Triage-Gesetz gefordert:"Die noch zu erwartende Lebenszeit darf kein Kriterium sein"

Coronavirus - Intensivstation

Dem Patienten zuerst helfen, der wahrscheinlich am längsten weiterleben würde? Diskriminierend für Gebrechliche und Vorerkrankte, sagen Menschenrechtler.

(Foto: Matthias Balk/dpa)

Die aktuellen Triage-Regeln für Intensivstationen diskriminieren alte und behinderte Menschen, kritisiert das Institut für Menschenrechte. Der Bundestag müsse handeln.

Von Nina von Hardenberg

Wen sollen Ärzte bevorzugen, wenn sie auf einer überfüllten Intensivstation nicht allen Patienten helfen können? Diese Frage müsse der Bundestag dringend in einem eigenen Triage-Gesetz regeln, fordert das Deutsche Institut für Menschenrechte in seinem diesjährigen Menschenrechtsbericht. Bislang stehen den Ärzten nur die unverbindlichen Richtlinien der Fachgesellschaften zur Verfügung. Diese aber seien nicht im Einklang mit Grund- und Menschenrechten, heißt es in dem Bericht.

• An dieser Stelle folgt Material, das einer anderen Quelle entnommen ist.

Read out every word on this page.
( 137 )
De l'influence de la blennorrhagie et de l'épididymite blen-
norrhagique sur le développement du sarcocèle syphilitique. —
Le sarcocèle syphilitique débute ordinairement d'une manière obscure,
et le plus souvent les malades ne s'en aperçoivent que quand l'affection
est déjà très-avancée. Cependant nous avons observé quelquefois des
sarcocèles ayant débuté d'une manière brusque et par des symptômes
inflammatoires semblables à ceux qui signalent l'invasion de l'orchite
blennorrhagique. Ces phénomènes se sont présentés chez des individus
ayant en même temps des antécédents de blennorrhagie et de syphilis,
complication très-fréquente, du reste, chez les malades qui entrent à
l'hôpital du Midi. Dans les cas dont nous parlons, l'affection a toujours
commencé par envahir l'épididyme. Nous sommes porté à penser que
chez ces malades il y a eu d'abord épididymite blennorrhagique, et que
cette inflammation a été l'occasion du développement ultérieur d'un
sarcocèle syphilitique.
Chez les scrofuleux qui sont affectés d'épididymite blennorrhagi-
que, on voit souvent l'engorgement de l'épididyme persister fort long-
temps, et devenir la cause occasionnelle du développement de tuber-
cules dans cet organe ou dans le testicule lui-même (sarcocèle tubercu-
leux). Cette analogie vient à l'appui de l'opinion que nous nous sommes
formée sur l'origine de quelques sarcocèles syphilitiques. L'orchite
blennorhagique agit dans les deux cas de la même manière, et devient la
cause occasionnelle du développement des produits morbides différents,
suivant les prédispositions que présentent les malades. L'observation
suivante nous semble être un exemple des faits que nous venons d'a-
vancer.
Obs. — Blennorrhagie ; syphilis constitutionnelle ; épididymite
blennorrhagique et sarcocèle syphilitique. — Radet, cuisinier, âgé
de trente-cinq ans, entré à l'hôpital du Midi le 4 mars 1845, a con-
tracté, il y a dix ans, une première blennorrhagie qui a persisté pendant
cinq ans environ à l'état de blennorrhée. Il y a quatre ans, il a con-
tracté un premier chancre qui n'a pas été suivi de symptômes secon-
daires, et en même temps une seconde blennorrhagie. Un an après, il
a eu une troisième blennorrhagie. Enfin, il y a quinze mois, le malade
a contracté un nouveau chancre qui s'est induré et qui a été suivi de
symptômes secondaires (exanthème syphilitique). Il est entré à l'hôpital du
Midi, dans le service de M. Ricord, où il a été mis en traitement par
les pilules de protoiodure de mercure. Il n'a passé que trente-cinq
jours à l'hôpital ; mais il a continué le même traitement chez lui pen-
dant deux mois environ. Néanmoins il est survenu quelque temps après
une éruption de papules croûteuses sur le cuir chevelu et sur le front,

Besonders kritisch sieht das Institut die Empfehlung der Deutschen Interdisziplinären Vereinigung für Intensiv- und Notfallmedizin (Divi). Darin heißt es, dass Ärzte neben der Schwere der akuten Covid-Erkrankung auch die Gebrechlichkeit und die Lebenserwartung aufgrund von Vorerkrankungen berücksichtigen sollen. Dem Patienten zuerst helfen, der eher überleben wird - tatsächlich würden vermutlich viele Ärzte in der Praxis genau so entscheiden. Stelle man diese Kriterien aber als allgemeine Regel auf, diskriminiere dies laut Menschenrechtsinstitut alte Menschen und solche mit Behinderungen, da diese eben häufiger von Gebrechen betroffen sind als andere. "Die noch zu erwartende Lebenszeit darf kein Kriterium sein", sagte die Direktorin des Instituts, Beate Rudolf, bei der Vorstellung des Berichts am Donnerstag. Menschen bräuchten "die Gewissheit, dass sie nicht wegen ihres hohen Alters oder ihrer Behinderung von intensivmedizinischer Versorgung ausgeschlossen werden".

Das Institut hat den gesetzlichen Auftrag, den Bundestag jährlich über die Situation der Menschenrechte in Deutschland zu informieren; diesmal ist der Bericht stark von der Corona-Krise geprägt. Insgesamt habe der Rechtsstaat auch in der Pandemie funktioniert, sagte Rudolf. Gerichte hätten übermäßigen Einschränkungen der Grundrechte Einhalt geboten und etwa die Versammlungsfreiheit gegen Bestrebungen verteidigt, sie zeitweilig ganz auszusetzen.

Kritisch bewertet das Institut jedoch den Umgang mit Kindern und Jugendlichen. Für die Politik seien sie eher "Treiber der Pandemie" gewesen als Personen mit Rechten, die angehört werden müssen, sagte Rudolf. Mit Sorge beobachte man, dass nicht genügend getan wurde, um die erneute Schließung von Kitas und Schulen zu verhindern. Egoistisch habe sich Deutschland zudem bei der weltweiten Verteilung der Impfstoffe verhalten, indem es sich zuerst welche sicherte.